[SOLVED] Find Cos (theta), sin(theta), and tan(theta)

moonman · #1 $Old$ February 6th, 2009, 12:12 AM

The problem states,

If sec(theta) = 3 with theta in QIV find cos(theta), sin(theta) and tan(theta).

mathaddict · #2 $Old$ February 6th, 2009, 02:57 AM

$\sec\theta=3$

$\cos\theta=\frac{1}{3}$

$\theta$ is in the fourth quadrant so cos is positive .

$\sin\theta=-\frac{\sqrt{8}}{3}$

$\tan\theta=-\sqrt{8}$

moonman · #3 $Old$ February 6th, 2009, 03:55 PM

Thank you for helping

Can you explain in a little more detail how you got those answers?
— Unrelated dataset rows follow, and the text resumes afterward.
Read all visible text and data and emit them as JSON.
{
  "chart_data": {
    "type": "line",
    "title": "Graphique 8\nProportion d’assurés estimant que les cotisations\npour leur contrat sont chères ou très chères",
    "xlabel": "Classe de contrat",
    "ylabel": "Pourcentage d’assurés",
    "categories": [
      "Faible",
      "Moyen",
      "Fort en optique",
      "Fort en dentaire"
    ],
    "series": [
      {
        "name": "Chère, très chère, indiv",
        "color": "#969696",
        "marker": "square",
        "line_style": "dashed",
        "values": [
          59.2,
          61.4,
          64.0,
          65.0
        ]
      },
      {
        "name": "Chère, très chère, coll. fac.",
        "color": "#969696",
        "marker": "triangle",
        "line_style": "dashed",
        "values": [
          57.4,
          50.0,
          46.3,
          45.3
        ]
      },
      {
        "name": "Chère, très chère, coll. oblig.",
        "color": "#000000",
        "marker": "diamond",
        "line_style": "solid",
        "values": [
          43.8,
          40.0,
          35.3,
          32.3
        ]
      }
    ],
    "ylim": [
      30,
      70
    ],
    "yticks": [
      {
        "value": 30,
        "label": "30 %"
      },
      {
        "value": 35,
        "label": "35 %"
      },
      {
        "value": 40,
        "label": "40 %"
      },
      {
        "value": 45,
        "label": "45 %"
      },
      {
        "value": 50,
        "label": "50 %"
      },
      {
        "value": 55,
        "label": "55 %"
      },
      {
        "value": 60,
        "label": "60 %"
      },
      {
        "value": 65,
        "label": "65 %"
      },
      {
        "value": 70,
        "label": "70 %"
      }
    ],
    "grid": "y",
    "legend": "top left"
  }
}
skeeter · #4 $Old$ February 6th, 2009, 04:19 PM

you should know that secant is the reciprocal of cosine , so the fact that

$\cos{\theta} = \frac{1}{3}$ should be immediate.
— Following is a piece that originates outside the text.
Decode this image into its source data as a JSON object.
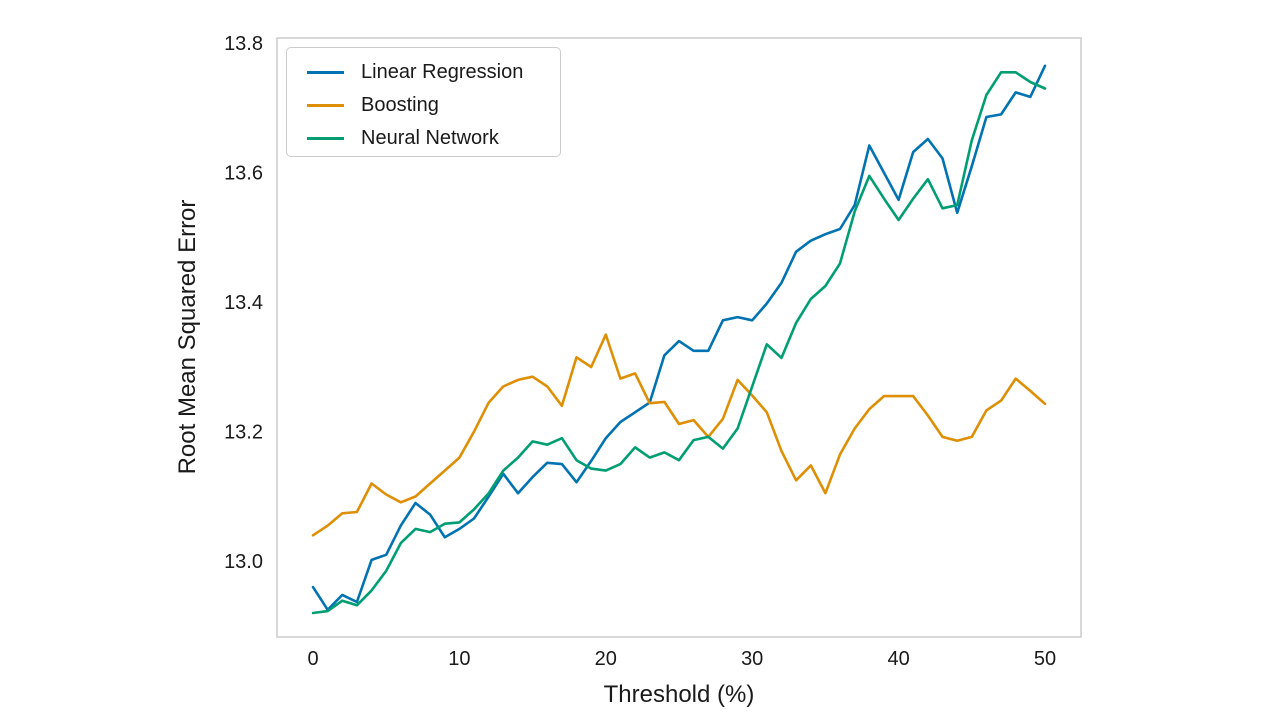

since $\theta$ is in quad IV , you should also know that $\sin{\theta}$ and $\tan{theta}$ are both negative values.

there are two ways to determine the values of sine and tangent ...

1) use of reference triangles

sketch a reference right triangle in quad IV ... since $\cos{\theta} = \frac{1}{3}$ , then the adjacent side = 1 and the hypotenuse = 3

the size of the opposite side = $\sqrt{3^2 - 1^2} = \sqrt{8} = 2\sqrt{2}$

since the opposite side has a downward direction, its value is $-2\sqrt{2}$ .

$\sin{\theta} = \frac{opp}{hyp} = -\frac{2\sqrt{2}}{3}$

$\tan{\theta} = \frac{opp}{adj} = -\frac{2\sqrt{2}}{1} = -2\sqrt{2}$

2) use of Pythagorean identities ...

$\sin{\theta} = \pm \sqrt{1 - \cos^2{\theta}}$

$\tan{\theta} = \pm \sqrt{\sec^2{\theta} - 1}$

and, of course, you have to determine the correct sign from the quadrant info.